- Washington Free Beacon - https://freebeacon.com -

Rhode Island Puts Unions Ahead of Students, Taxpayers

Rhode Island plans to reward union members at the expense of their students, according to the Wall Street Journal.

State Treasurer Gina Raimondo caved to union demands that the state forgo potential investment gains which are needed to fund burgeoning retirement costs by divesting the state from a pro-school choice hedge fund. WSJ says politics drove the decision, since Raimondo, a Democrat, alienated Big Labor supporters by implementing pension reforms that saved the state millions.

In 2011 Ms. Raimondo led a successful fight to reform the Ocean State's broken pension funds, including a shift to a hybrid plan with a defined-contribution component. But now she is running for Governor, and her Democratic opponents are courting unions that want desperately to beat the apostate reformer. And, lo, last week the Rhode Island State Investment Commission she leads voted to divest state and local pension funds from Daniel Loeb's Third Point LLC.

The decision is curious because Third Point happens to be the state's top-performing hedge fund. Two years ago, the commission shuttled $50 million to Third Point in a broader push to meet the commission's target of a 7.5 percent return on investment. Public pension funds nationwide have been pouring into private-equity and hedge-fund investments as they chase higher yields.
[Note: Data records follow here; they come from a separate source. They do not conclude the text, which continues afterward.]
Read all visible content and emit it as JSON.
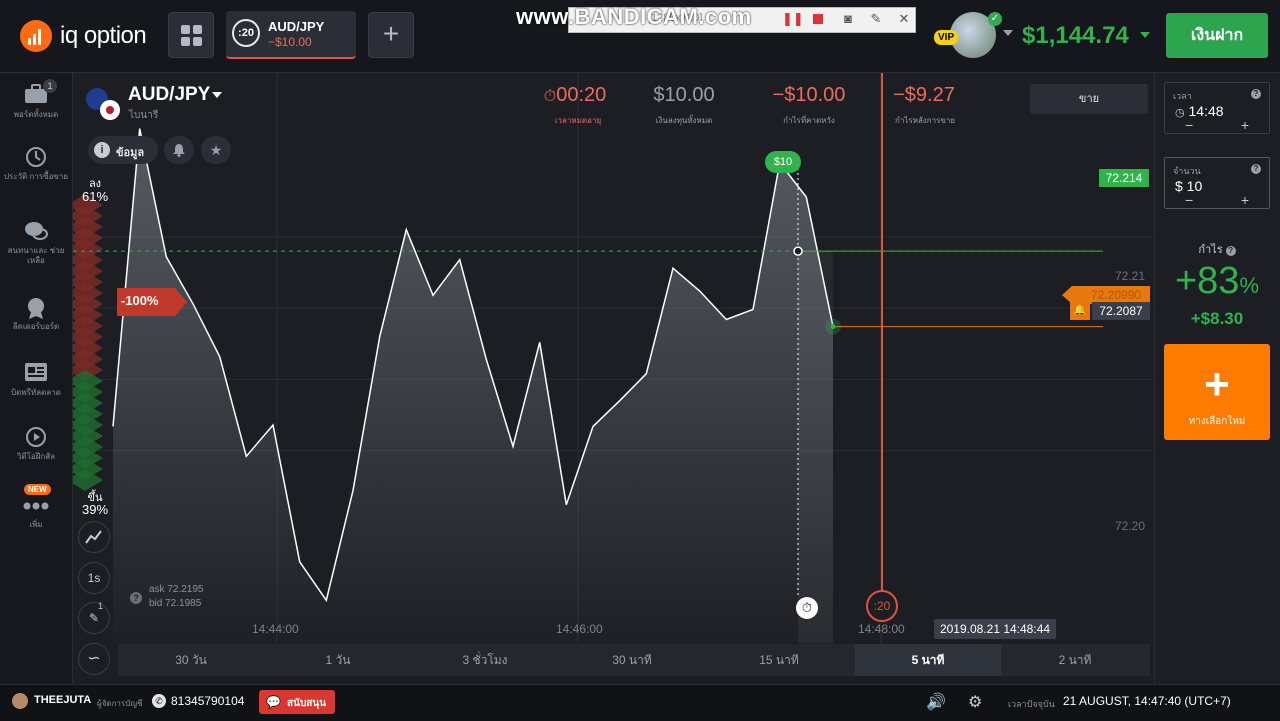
{
  "header": {
    "logo_text": "iq option",
    "asset_tab": {
      "timer": ":20",
      "name": "AUD/JPY",
      "loss": "−$10.00"
    },
    "add_tab_label": "+",
    "recorder": {
      "brand": "www.BANDICAM.com",
      "info": "[1280x720]"
    },
    "vip_label": "VIP",
    "balance": "$1,144.74",
    "deposit_label": "เงินฝาก"
  },
  "sidebar": {
    "items": [
      {
        "label": "พอร์ตทั้งหมด",
        "icon": "briefcase-icon",
        "badge": "1"
      },
      {
        "label": "ประวัติ การซื้อขาย",
        "icon": "history-icon"
      },
      {
        "label": "สนทนาและ ช่วยเหลือ",
        "icon": "chat-icon"
      },
      {
        "label": "ลีดเดอร์บอร์ด",
        "icon": "leaderboard-icon"
      },
      {
        "label": "บิดพรีทัลตลาด",
        "icon": "news-icon"
      },
      {
        "label": "วิดีโอฝึกสัล",
        "icon": "video-icon"
      },
      {
        "label": "เพิ่ม",
        "icon": "more-icon",
        "badge": "NEW"
      }
    ]
  },
  "asset": {
    "pair": "AUD/JPY",
    "type": "ไบนารี",
    "info_label": "ข้อมูล"
  },
  "stats": {
    "timer": {
      "value": "00:20",
      "label": "เวลาหมดอายุ"
    },
    "investment": {
      "value": "$10.00",
      "label": "เงินลงทุนทั้งหมด"
    },
    "expected": {
      "value": "−$10.00",
      "label": "กำไรที่คาดหวัง"
    },
    "after_sell": {
      "value": "−$9.27",
      "label": "กำไรหลังการขาย"
    },
    "sell_label": "ขาย"
  },
  "sentiment": {
    "down_label": "ลง",
    "down_pct": "61%",
    "up_label": "ขึ้น",
    "up_pct": "39%",
    "loss_tag": "-100%"
  },
  "chart": {
    "price_labels": {
      "entry": "72.214",
      "current": "72.2087",
      "level_high": "72.21",
      "level_low": "72.20",
      "overlay": "72.20990"
    },
    "trade_tag": "$10",
    "countdown_tag": ":20",
    "time_labels": [
      "14:44:00",
      "14:46:00",
      "14:48:00"
    ],
    "date_tag": "2019.08.21 14:48:44",
    "ask": "ask 72.2195",
    "bid": "bid 72.1985",
    "tool_labels": {
      "interval": "1s",
      "draw_badge": "1"
    }
  },
  "chart_data": {
    "type": "area",
    "x": [
      "14:43:10",
      "14:43:20",
      "14:43:30",
      "14:43:40",
      "14:43:50",
      "14:44:00",
      "14:44:10",
      "14:44:20",
      "14:44:30",
      "14:44:40",
      "14:44:50",
      "14:45:00",
      "14:45:10",
      "14:45:20",
      "14:45:30",
      "14:45:40",
      "14:45:50",
      "14:46:00",
      "14:46:10",
      "14:46:20",
      "14:46:30",
      "14:46:40",
      "14:46:50",
      "14:47:00",
      "14:47:10",
      "14:47:20",
      "14:47:30",
      "14:47:40"
    ],
    "y": [
      72.2017,
      72.2226,
      72.2136,
      72.2103,
      72.2066,
      72.1996,
      72.2018,
      72.1922,
      72.1895,
      72.1972,
      72.208,
      72.2155,
      72.2109,
      72.2134,
      72.2064,
      72.2003,
      72.2076,
      72.1962,
      72.2017,
      72.2035,
      72.2054,
      72.2128,
      72.2112,
      72.2092,
      72.2099,
      72.2202,
      72.2178,
      72.2087
    ],
    "ylim": [
      72.1865,
      72.2265
    ],
    "entry_price": 72.214,
    "current_price": 72.2087,
    "xlabel": "",
    "ylabel": ""
  },
  "timeframes": [
    {
      "label": "30 วัน",
      "active": false
    },
    {
      "label": "1 วัน",
      "active": false
    },
    {
      "label": "3 ชั่วโมง",
      "active": false
    },
    {
      "label": "30 นาที",
      "active": false
    },
    {
      "label": "15 นาที",
      "active": false
    },
    {
      "label": "5 นาที",
      "active": true
    },
    {
      "label": "2 นาที",
      "active": false
    }
  ],
  "right_panel": {
    "time": {
      "label": "เวลา",
      "value": "14:48",
      "minus": "−",
      "plus": "+"
    },
    "amount": {
      "label": "จำนวน",
      "value": "$ 10",
      "minus": "−",
      "plus": "+"
    },
    "profit_label": "กำไร",
    "profit_pct_main": "+83",
    "profit_pct_sign": "%",
    "profit_amount": "+$8.30",
    "new_option_label": "ทางเลือกใหม่"
  },
  "footer": {
    "username": "THEEJUTA",
    "manager_label": "ผู้จัดการบัญชี",
    "phone": "81345790104",
    "support_label": "สนับสนุน",
    "time_label": "เวลาปัจจุบัน",
    "time": "21 AUGUST, 14:47:40 (UTC+7)"
  },
  "colors": {
    "accent_green": "#30b34a",
    "accent_orange": "#ff7b00",
    "loss_red": "#ef6b5a",
    "expiry_line": "#e2533e"
  }
}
Not only will decision to withdraw from a profitable fund hurt taxpayers, who are on the hook for pension costs, but children are unlikely to benefit from the close relationship between a potential future governor and teachers unions.

The larger and sadder irony is that Rhode Island's investment is chump change in Third Point's $14 billion portfolio. Mr. Loeb doesn't need Rhode Island's money, but poor students in New York and teachers in Rhode Island need his. The teachers and public employees will now lose the benefit of the higher returns that Third Point provides for their retirement. And the poor kids will lose if other private-equity or hedge-fund owners lack Mr. Loeb's fortitude and decide to stop contributing to charter schools or reform outfits.